Esta mudança não tem um ponto final arrumadinho. Os estilos rodam; o aço pode voltar noutra fase. O que provavelmente fica é a noção de que a cozinha não é só uma declaração estética - é um clima emocional. Esteja a planear uma casa nova, a herdar uma cozinha industrial fria, ou apenas a tentar perceber porque é que a sua divisão parece “dura”, a pergunta que está a redesenhar interiores é simples: esta cozinha também gosta de mim?
| Point clé | Détail | Intérêt pour le lecteur |
|---|---|---|
| Soft materials | Wood, fabrics, honed finishes replace gloss and steel | Offers clear ideas to warm up a cold kitchen |
| Layered lighting | Combining pendants, wall lights and warm bulbs | Quick, realistic way to change the atmosphere |
| Everyday comfort | Kitchens designed for real life, not showrooms | Helps readers align design with how they actually live |
FAQ :
- Is the industrial kitchen trend really over?Not completely, but it’s fading fast in mainstream new builds, where softer, warmer looks are what buyers ask for most.

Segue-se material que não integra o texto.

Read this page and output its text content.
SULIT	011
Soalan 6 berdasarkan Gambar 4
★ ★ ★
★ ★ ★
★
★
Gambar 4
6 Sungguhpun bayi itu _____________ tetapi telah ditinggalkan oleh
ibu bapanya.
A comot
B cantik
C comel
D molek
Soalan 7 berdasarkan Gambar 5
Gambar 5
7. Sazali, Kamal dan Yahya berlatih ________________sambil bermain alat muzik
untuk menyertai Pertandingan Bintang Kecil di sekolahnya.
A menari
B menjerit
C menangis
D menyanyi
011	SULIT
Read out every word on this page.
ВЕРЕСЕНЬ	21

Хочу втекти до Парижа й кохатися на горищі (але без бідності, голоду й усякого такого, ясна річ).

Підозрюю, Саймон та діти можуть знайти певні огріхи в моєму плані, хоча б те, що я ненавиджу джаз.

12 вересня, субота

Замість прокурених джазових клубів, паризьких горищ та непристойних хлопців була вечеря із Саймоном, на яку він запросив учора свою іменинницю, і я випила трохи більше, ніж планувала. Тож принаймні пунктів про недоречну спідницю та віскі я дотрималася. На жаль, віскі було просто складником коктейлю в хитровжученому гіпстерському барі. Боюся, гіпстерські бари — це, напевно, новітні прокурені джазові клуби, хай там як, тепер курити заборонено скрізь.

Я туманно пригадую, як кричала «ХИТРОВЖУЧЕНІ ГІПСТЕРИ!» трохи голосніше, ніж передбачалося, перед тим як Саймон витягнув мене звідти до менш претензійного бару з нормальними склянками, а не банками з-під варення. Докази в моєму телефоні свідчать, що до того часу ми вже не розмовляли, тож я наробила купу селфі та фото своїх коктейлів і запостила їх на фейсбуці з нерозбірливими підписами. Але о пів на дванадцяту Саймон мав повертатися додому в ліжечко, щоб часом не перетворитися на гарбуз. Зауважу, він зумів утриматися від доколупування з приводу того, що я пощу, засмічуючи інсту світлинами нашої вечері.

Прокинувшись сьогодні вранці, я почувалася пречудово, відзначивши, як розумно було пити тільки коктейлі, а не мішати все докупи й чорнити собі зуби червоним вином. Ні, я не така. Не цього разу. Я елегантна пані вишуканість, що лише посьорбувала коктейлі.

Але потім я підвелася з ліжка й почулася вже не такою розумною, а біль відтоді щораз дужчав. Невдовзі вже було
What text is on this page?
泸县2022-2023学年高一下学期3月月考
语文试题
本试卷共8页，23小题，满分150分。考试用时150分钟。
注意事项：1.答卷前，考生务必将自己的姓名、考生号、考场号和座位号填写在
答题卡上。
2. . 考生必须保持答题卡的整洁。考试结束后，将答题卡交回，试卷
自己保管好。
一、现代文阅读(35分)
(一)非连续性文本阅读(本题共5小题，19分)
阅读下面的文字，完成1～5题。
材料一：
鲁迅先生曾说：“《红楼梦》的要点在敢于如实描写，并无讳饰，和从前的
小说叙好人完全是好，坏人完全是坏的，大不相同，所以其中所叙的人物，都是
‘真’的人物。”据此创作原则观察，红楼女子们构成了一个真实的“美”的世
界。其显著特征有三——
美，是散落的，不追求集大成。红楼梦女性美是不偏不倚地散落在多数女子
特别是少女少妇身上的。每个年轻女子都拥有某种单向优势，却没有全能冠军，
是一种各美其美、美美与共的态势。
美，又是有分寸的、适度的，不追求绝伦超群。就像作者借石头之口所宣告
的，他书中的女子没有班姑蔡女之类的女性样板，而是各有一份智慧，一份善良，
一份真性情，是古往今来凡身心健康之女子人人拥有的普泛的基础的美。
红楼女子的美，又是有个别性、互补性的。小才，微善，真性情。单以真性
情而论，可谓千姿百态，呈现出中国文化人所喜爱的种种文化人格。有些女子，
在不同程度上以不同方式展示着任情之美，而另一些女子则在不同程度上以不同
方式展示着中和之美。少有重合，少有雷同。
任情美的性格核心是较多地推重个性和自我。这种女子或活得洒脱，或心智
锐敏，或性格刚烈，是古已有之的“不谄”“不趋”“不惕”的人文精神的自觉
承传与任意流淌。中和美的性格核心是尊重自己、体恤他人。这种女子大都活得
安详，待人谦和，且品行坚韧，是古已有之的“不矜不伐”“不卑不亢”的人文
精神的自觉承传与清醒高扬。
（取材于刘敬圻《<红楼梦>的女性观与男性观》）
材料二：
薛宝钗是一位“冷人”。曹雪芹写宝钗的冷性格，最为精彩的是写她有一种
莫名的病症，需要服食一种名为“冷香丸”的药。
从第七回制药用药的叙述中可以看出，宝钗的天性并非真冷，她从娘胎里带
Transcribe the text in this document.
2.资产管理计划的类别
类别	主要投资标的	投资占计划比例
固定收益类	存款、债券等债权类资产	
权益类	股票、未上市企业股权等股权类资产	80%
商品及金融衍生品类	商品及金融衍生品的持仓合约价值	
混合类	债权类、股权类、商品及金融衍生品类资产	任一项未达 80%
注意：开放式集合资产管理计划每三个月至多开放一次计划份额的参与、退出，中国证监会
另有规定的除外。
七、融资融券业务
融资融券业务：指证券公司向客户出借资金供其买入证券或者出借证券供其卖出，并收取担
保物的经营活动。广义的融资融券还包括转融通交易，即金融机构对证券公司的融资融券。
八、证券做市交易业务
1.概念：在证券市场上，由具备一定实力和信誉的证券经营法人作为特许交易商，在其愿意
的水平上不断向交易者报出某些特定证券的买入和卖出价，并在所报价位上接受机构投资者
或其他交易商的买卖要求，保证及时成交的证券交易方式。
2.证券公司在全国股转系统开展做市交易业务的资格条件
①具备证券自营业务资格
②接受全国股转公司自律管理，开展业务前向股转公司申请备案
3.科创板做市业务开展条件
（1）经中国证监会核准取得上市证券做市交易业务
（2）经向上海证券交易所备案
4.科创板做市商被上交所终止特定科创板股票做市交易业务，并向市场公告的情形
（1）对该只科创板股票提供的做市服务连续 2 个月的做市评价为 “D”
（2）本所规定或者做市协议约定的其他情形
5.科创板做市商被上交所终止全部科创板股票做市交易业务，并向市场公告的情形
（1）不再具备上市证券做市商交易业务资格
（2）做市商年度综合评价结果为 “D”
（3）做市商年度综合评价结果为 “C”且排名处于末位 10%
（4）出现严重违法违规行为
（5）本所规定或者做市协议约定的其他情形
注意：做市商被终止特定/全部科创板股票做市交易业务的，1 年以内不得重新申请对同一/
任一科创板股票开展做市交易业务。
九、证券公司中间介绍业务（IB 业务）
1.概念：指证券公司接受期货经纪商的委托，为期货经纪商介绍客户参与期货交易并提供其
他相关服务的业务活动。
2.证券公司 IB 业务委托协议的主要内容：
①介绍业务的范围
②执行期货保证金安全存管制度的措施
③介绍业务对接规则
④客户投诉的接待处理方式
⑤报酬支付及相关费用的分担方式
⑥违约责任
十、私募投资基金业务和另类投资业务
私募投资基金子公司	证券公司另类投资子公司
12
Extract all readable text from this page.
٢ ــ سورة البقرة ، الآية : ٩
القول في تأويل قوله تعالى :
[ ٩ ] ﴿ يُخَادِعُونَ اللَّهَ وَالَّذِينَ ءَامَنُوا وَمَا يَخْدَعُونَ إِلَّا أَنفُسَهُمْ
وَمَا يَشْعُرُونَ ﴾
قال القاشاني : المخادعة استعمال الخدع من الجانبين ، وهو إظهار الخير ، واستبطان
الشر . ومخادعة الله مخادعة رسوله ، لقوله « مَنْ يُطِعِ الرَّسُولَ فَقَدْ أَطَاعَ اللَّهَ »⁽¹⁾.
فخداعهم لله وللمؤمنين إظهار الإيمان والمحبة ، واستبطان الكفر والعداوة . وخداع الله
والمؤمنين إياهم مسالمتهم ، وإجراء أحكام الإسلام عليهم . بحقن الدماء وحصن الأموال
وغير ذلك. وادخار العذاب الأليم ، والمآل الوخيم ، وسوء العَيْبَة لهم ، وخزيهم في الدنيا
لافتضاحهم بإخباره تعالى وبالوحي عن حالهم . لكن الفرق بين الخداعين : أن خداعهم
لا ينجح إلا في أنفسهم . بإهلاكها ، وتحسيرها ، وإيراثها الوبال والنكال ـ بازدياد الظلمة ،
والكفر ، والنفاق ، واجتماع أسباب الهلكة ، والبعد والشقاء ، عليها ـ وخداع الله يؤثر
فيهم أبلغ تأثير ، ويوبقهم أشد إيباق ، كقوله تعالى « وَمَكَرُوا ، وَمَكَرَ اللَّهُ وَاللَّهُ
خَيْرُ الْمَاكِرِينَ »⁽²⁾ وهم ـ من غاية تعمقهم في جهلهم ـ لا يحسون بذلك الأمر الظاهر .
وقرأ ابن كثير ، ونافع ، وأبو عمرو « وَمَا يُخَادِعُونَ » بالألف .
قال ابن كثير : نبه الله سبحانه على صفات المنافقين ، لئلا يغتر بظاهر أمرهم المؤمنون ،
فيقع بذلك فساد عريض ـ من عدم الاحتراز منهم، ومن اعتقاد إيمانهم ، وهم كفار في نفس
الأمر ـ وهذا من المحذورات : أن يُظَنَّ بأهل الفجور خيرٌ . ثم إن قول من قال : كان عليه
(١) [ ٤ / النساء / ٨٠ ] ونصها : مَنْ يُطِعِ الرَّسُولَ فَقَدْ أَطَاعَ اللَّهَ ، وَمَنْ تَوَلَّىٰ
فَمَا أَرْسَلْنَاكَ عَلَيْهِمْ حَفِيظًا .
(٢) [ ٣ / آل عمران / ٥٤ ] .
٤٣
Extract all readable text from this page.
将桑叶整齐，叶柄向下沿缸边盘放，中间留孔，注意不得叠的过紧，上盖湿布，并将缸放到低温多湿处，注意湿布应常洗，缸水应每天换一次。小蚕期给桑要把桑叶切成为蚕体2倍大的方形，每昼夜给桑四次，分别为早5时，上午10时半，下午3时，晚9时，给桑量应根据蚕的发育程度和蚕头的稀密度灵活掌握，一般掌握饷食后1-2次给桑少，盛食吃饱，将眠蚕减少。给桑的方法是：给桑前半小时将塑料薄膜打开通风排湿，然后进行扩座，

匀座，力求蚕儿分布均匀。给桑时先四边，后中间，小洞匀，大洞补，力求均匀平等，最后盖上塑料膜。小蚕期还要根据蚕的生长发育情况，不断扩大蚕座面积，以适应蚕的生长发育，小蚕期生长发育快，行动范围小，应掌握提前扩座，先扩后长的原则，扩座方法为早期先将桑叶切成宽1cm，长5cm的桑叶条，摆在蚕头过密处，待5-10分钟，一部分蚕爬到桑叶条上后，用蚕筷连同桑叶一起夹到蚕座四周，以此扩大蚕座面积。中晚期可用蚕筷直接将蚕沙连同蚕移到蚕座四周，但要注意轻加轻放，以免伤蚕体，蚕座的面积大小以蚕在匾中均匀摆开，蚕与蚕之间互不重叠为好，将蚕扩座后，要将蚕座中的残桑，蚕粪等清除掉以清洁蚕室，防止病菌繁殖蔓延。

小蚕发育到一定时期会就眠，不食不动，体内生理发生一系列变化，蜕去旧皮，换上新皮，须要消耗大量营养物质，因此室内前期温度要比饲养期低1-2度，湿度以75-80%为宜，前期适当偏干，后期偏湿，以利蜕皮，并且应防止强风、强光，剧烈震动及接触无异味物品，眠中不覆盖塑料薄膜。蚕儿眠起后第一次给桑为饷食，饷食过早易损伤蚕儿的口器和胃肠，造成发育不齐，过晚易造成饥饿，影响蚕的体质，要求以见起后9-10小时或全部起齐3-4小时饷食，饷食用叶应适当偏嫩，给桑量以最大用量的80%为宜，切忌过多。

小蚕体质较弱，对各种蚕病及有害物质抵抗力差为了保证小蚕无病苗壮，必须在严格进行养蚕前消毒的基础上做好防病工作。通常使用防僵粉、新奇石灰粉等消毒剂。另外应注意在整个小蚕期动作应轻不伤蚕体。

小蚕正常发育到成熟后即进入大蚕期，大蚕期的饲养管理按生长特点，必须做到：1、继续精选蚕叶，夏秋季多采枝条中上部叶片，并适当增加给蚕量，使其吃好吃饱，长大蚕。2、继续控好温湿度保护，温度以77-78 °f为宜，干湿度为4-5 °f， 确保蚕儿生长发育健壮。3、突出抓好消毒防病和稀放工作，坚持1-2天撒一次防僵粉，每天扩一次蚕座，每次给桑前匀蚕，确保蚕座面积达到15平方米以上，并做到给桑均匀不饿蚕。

- Can I soften an industrial kitchen without replacing it?Yes: start with lighting, textiles, warm wall colour and a few wood or stone accessories before touching cabinets or worktops.
- What colours feel softer in a new-build kitchen?Warm whites, clay, mushroom, greige, sage and muted blues instantly take the edge off stark grey or pure white schemes.
- Do I have to give up my stainless-steel appliances?No. Keep them, but balance with wood, fabric and softer lighting so they feel integrated rather than dominating.
- How do I avoid making the kitchen look cluttered?Choose a few meaningful objects to display, keep at least one surface mostly clear, and use closed storage or baskets to hide the rest.